2. To roll the dough: Butter a 9-inch fluted tart pan with a removable bottom. Roll out chilled dough on floured sheet of parchment paper to 12-inch round, lifting and turning dough occasionally to free from paper. (Alternately, you can roll this out between two pieces of plastic, though flour the dough a bit anyway.) Using paper as aid, turn dough into 9-inch-diameter tart pan with removable bottom; peel off paper. Seal any cracks in dough. Trim overhang to 1/2 inch. Fold overhang in, making double-thick sides. Pierce crust all over with fork.
Alternately, you can press the dough in as soon as it is processed: Press it evenly across the bottom and up the sides of the tart shell. You want to press hard enough that the pieces cling to one another, but not so hard that it loses its crumbly texture.
3. Freeze the crust for at least 30 minutes, preferably longer, before baking.

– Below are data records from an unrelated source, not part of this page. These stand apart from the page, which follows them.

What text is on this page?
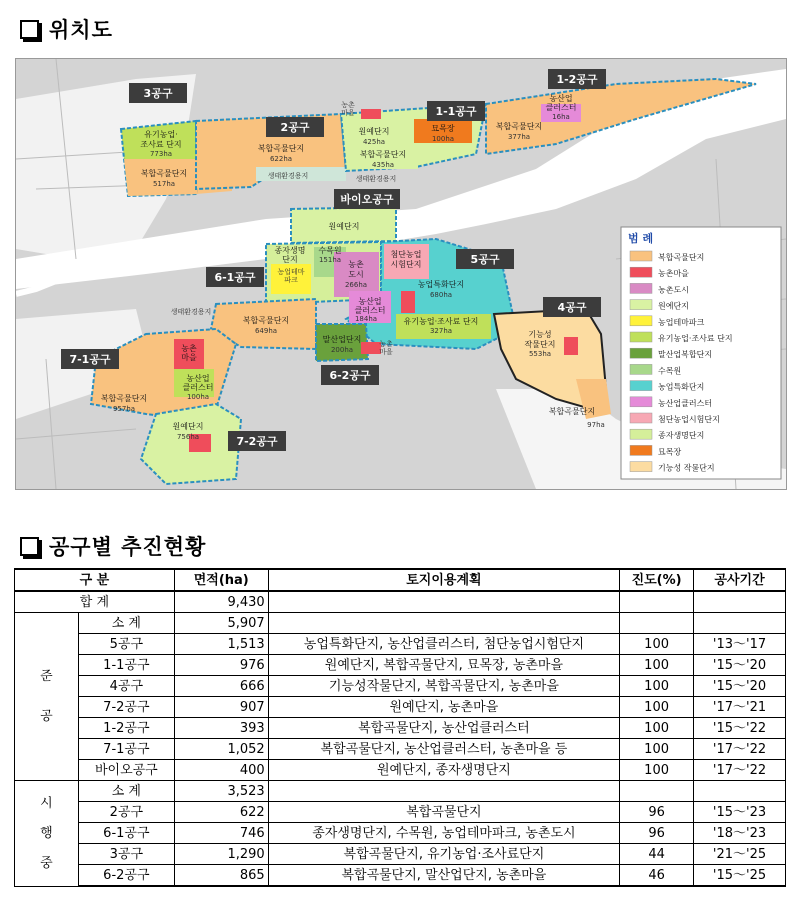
위치도
3공구
2공구
1-1공구
1-2공구
바이오공구
6-1공구
5공구
4공구
7-1공구
6-2공구
7-2공구
유기농업·
조사료 단지
773ha
복합곡물단지
517ha
복합곡물단지
622ha
생태환경용지
농촌
마을
원예단지
425ha
묘목장
100ha
복합곡물단지
435ha
농산업
클러스터
16ha
복합곡물단지
377ha
생태환경용지
원예단지
종자생명
단지
수목원
151ha
농업테마
파크
농촌
도시
266ha
첨단농업
시험단지
농업특화단지
680ha
농산업
클러스터
184ha	유기농업·조사료 단지
327ha	기능성
작물단지
553ha
복합곡물단지
97ha
복합곡물단지
649ha
말산업단지
200ha
농촌
마을
농촌
마을
농산업
클러스터
100ha
복합곡물단지
957ha
원예단지
756ha
생태환경용지
범 례
복합곡물단지
농촌마을
농촌도시
원예단지
농업테마파크
유기농업·조사료 단지
말산업복합단지
수목원
농업특화단지
농산업클러스터
첨단농업시험단지
종자생명단지
묘목장
기능성 작물단지
공구별 추진현황
구 분		면적(ha)	토지이용계획	진도(%)	공사기간
합 계		9,430			
준

공	소 계	5,907			
	5공구	1,513	농업특화단지, 농산업클러스터, 첨단농업시험단지	100	'13～'17
	1-1공구	976	원예단지, 복합곡물단지, 묘목장, 농촌마을	100	'15～'20
	4공구	666	기능성작물단지, 복합곡물단지, 농촌마을	100	'15～'20
	7-2공구	907	원예단지, 농촌마을	100	'17～'21
	1-2공구	393	복합곡물단지, 농산업클러스터	100	'15～'22
	7-1공구	1,052	복합곡물단지, 농산업클러스터, 농촌마을 등	100	'17～'22
	바이오공구	400	원예단지, 종자생명단지	100	'17～'22
시

행

중	소 계	3,523			
	2공구	622	복합곡물단지	96	'15～'23
	6-1공구	746	종자생명단지, 수목원, 농업테마파크, 농촌도시	96	'18～'23
	3공구	1,290	복합곡물단지, 유기농업·조사료단지	44	'21～'25
	6-2공구	865	복합곡물단지, 말산업단지, 농촌마을	46	'15～'25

4. To fully or partially bake the crust: Center a rack in the oven and preheat the oven to 375 degrees F. Butter the shiny side of a piece of aluminum foil (or use nonstick foil) and fit the foil, buttered side down, tightly against the crust. And here is the very best part: Since you froze the crust, you can bake it without weights. Put the tart pan on a baking sheet and bake the crust for 20 to 25 minutes.

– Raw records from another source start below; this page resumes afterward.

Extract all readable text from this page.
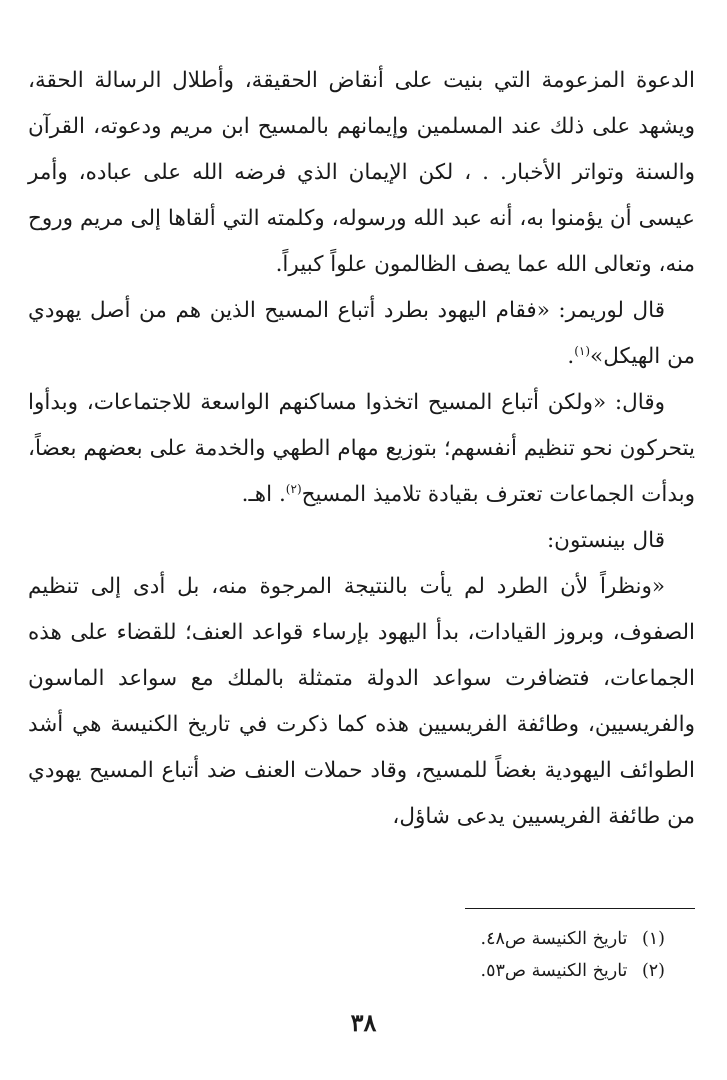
الدعوة المزعومة التي بنيت على أنقاض الحقيقة، وأطلال الرسالة الحقة، ويشهد على ذلك عند المسلمين وإيمانهم بالمسيح ابن مريم ودعوته، القرآن والسنة وتواتر الأخبار. . ، لكن الإيمان الذي فرضه الله على عباده، وأمر عيسى أن يؤمنوا به، أنه عبد الله ورسوله، وكلمته التي ألقاها إلى مريم وروح منه، وتعالى الله عما يصف الظالمون علواً كبيراً.

قال لوريمر: «فقام اليهود بطرد أتباع المسيح الذين هم من أصل يهودي من الهيكل»$^{(١)}$.

وقال: «ولكن أتباع المسيح اتخذوا مساكنهم الواسعة للاجتماعات، وبدأوا يتحركون نحو تنظيم أنفسهم؛ بتوزيع مهام الطهي والخدمة على بعضهم بعضاً، وبدأت الجماعات تعترف بقيادة تلاميذ المسيح$^{(٢)}$. اهـ.

قال بينستون:

«ونظراً لأن الطرد لم يأت بالنتيجة المرجوة منه، بل أدى إلى تنظيم الصفوف، وبروز القيادات، بدأ اليهود بإرساء قواعد العنف؛ للقضاء على هذه الجماعات، فتضافرت سواعد الدولة متمثلة بالملك مع سواعد الماسون والفريسيين، وطائفة الفريسيين هذه كما ذكرت في تاريخ الكنيسة هي أشد الطوائف اليهودية بغضاً للمسيح، وقاد حملات العنف ضد أتباع المسيح يهودي من طائفة الفريسيين يدعى شاؤل،

(١) تاريخ الكنيسة ص٤٨.

(٢) تاريخ الكنيسة ص٥٣.

٣٨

5. Carefully remove the foil. If the crust has puffed, press it down gently with the back of a spoon. Bake the crust about 10 minutes longer to fully bake it, or until it is firm and golden brown, brown being the important word: a pale crust doesn’t have a lot of flavor. (To partially bake it, only an additional 5 minutes is needed.) Transfer the pan to a rack and cool the crust to room temperature, and proceed with the rest of your recipe.
Do ahead: The dough can be wrapped and kept in the refrigerator for up to 5 days or frozen for up to 2 months. While the fully baked crust can be packed airtight and frozen for up to 2 months, the flavor will be fresher bake it directly from the freezer, already rolled out.